El amigo de Telémaco (1905)
(“Telemachus, Friend”)
Originalmente publicado en Munsey’s Magazine (Diciembre de 1905), págs. 286-290;
Heart of the West
(Nueva York: McClure Co., 1907, 334 págs.)



      Al volver de una cacería me encontré esperando el tren del sur, que llegaba con una hora de retraso, en el pequeño pueblo de Los Piños —Nuevo México—. Sentado en el patio del hotel, me entretuve charlando de cosas de la vida con Telémaco Hicks, propietario del establecimiento. Tras un examen de su persona, forzosamente hube de preguntarme qué especie de animal habría, en otro tiempo, mordido y mutilado la oreja izquierda del individuo. No en vano, y por ser cazador, conocía de sobra los peligros que a veces corre el que se empeña en cobrar una pieza sea como sea.
       —Esta oreja —explicó Hicks— es la reliquia de una buena amistad.
       —¿Quiere decir…, un accidente?
       —Una amistad jamás puede considerarse como un accidente —dijo Telémaco.
       Yo no respondí.
       —El único caso de amistad perfecta que he conocido —prosiguió diciendo mi interlocutor— se produjo gracias al cordialísimo intento de un individuo de Connecticut y un chimpancé. El chimpancé se subía a las palmeras de Barranquilla y tiraba cocos al individuo. Este los partía por la mitad, y los trabajaba hasta hacer de cada tapa una especie de tazón que vendía a dos reales. Con los ingresos que conseguía, solía comprar ron, mientras el chimpancé se bebía el agua de los cocos. Por sentirse satisfechos con su participación en el negocio, los dos vivían como hermanos.

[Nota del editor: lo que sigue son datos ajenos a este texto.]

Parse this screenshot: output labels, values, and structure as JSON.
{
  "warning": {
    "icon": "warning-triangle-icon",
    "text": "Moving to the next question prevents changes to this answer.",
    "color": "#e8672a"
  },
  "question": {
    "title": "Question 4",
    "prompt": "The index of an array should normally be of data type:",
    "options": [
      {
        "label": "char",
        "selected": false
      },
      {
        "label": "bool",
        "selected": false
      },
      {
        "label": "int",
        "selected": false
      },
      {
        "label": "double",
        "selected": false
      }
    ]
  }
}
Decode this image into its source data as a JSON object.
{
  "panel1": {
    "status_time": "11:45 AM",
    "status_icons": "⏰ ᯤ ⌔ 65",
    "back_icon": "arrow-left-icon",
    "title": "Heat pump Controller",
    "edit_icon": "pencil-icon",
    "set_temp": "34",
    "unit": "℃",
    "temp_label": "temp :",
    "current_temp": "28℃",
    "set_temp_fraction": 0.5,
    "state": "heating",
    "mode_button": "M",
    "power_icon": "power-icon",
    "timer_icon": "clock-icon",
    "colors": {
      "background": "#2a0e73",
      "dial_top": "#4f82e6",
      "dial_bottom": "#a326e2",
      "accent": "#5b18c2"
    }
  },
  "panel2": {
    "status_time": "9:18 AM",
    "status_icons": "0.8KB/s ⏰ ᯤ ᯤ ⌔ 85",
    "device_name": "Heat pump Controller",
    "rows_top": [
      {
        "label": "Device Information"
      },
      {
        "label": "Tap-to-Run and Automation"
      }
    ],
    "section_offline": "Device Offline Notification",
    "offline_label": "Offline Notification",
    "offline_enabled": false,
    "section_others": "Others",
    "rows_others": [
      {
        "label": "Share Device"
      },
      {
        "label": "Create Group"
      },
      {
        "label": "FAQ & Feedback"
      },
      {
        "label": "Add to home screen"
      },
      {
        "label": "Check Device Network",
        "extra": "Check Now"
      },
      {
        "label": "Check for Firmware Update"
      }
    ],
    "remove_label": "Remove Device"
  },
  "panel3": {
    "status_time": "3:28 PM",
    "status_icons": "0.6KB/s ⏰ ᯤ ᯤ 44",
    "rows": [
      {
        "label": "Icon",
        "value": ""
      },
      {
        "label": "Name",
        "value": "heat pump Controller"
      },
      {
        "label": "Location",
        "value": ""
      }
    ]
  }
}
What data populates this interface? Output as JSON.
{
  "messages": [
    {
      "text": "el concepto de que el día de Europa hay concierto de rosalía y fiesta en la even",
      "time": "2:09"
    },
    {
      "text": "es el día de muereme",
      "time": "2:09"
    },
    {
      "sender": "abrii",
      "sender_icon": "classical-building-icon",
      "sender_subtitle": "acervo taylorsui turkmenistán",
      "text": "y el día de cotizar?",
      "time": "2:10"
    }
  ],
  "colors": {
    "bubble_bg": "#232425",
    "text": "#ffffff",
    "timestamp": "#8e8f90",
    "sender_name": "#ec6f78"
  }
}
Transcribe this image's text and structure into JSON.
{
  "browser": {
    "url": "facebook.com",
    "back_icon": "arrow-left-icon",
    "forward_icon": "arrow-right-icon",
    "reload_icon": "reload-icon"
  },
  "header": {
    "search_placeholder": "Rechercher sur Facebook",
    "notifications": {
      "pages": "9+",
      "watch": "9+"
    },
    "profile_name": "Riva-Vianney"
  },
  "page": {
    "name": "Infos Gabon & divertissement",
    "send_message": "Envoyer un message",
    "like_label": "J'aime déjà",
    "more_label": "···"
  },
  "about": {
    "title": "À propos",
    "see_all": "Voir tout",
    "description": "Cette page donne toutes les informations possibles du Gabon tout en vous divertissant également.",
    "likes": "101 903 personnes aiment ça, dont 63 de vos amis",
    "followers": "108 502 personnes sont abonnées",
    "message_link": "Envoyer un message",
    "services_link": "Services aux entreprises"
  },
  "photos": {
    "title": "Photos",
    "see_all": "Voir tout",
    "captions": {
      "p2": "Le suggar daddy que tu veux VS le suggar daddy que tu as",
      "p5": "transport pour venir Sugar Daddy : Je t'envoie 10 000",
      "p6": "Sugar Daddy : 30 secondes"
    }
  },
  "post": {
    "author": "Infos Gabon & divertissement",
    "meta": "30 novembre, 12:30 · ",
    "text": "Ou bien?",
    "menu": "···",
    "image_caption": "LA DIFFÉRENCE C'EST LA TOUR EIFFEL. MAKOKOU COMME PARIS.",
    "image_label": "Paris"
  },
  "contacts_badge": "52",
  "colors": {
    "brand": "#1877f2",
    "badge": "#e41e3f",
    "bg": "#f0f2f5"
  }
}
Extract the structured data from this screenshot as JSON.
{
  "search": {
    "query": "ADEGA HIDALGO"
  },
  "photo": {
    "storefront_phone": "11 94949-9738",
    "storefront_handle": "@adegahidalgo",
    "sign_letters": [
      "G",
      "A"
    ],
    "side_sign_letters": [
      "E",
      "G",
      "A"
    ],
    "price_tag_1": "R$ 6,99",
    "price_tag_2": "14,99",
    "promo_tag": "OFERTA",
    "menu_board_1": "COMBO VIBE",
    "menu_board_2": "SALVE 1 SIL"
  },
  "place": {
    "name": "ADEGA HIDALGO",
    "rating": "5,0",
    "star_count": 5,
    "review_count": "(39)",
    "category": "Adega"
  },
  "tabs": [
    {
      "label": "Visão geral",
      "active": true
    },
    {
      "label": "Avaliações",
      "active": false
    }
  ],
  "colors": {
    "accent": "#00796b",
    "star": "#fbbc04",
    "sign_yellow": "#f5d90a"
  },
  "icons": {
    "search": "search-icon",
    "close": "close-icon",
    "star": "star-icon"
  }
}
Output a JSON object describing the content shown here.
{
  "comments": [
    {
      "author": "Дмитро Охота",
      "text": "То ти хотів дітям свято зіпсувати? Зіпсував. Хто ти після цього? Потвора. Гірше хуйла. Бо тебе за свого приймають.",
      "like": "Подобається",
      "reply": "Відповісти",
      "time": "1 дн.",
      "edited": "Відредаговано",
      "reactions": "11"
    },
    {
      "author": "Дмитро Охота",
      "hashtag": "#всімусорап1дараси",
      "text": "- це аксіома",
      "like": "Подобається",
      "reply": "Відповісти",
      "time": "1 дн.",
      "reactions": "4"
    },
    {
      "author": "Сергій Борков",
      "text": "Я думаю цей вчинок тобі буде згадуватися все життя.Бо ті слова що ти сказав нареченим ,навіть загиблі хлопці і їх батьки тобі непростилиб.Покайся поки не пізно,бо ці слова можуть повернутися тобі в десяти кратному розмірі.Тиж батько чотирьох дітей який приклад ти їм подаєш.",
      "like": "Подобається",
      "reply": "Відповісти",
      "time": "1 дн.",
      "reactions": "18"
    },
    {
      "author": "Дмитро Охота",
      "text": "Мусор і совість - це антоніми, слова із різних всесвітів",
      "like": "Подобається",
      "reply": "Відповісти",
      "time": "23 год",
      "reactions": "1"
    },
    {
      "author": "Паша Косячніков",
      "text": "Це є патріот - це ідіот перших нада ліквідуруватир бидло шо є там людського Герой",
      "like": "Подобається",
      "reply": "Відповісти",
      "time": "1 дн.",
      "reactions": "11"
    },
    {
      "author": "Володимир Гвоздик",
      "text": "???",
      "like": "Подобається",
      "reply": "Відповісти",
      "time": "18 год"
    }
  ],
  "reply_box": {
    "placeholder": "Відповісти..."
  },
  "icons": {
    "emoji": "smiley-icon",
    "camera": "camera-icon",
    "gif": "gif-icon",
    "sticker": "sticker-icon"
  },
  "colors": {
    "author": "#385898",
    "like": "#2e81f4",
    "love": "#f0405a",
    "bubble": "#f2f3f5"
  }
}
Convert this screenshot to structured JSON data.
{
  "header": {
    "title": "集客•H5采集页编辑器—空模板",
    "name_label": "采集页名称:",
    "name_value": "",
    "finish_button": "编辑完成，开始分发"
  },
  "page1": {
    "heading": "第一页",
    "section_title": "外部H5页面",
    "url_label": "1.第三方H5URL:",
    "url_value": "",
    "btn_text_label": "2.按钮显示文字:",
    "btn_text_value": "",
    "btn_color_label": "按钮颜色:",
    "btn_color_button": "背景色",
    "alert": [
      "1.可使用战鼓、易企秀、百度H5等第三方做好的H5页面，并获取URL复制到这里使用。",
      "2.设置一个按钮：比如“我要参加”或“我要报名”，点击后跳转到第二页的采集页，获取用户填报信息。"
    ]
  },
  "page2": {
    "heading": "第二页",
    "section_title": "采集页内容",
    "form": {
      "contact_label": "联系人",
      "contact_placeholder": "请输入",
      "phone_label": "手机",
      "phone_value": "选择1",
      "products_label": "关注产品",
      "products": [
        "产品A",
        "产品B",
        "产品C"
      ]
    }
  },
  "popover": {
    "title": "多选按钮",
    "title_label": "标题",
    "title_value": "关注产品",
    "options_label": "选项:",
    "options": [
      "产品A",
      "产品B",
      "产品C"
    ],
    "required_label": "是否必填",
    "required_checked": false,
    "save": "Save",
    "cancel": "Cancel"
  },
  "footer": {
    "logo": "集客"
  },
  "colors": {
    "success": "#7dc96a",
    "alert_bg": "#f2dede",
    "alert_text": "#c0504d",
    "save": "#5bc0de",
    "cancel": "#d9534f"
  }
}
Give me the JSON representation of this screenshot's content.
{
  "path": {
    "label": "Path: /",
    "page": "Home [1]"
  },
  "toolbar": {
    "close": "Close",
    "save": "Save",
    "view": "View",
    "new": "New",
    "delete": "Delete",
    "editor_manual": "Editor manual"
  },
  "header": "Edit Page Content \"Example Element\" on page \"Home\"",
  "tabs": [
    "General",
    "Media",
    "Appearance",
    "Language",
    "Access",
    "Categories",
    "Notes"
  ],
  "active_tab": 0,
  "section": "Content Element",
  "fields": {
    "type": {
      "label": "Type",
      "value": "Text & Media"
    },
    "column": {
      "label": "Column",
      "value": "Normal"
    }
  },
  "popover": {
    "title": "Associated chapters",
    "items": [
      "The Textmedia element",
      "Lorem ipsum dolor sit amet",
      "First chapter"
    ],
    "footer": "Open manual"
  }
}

       “No obstante, y en el caso concreto de dos seres humanos, la amistad es siempre un acto transitorio expuesto a quedarse trunco de improviso.
       “En cierta ocasión tuve un amigo llamado Paisley Fish. En realidad lo consideraba ligado a mí para siempre. Durante siete años trabajamos juntos en una mina, en un rancho, vendiendo diversos objetos, sacando fotografías, construyendo vallas y recolectando ciruelas. Imagínese usted que ni la adulación, ni el crimen, ni el dinero, ni la vanidad, ni el alcohol se interpusieron nunca entre nosotros. Éramos amigos hasta un punto que casi no se puede describir. Amigos en el trabajo, amigos en las horas de diversión, e incluso amigos en las locuras.
       “Un día de verano, Paisley y yo bajamos a caballo las montañas de San Andrés, vestidos como verdaderos caballeros, dispuestos a gozar nuestras vacaciones. Llegamos al pueblo de Los Piños, un paraíso en toda regla, donde se encontraba miel en abundancia, leche condensada, una o dos calles, un buen ambiente, gallinas y una casa donde vendían comida. Todo esto nos bastaba a los dos.
       “Llegamos al pueblo después de la hora de la cena y decidimos comprobar los méritos de la fonda que había cerca de la vía del tren. En cuanto nos sentamos a la mesa y comenzamos a jugar con el plato y el cuchillo que había sobre el rojo mantel, se presentó Jessup, la viuda, con un plato de hígado frito y un pastel caliente.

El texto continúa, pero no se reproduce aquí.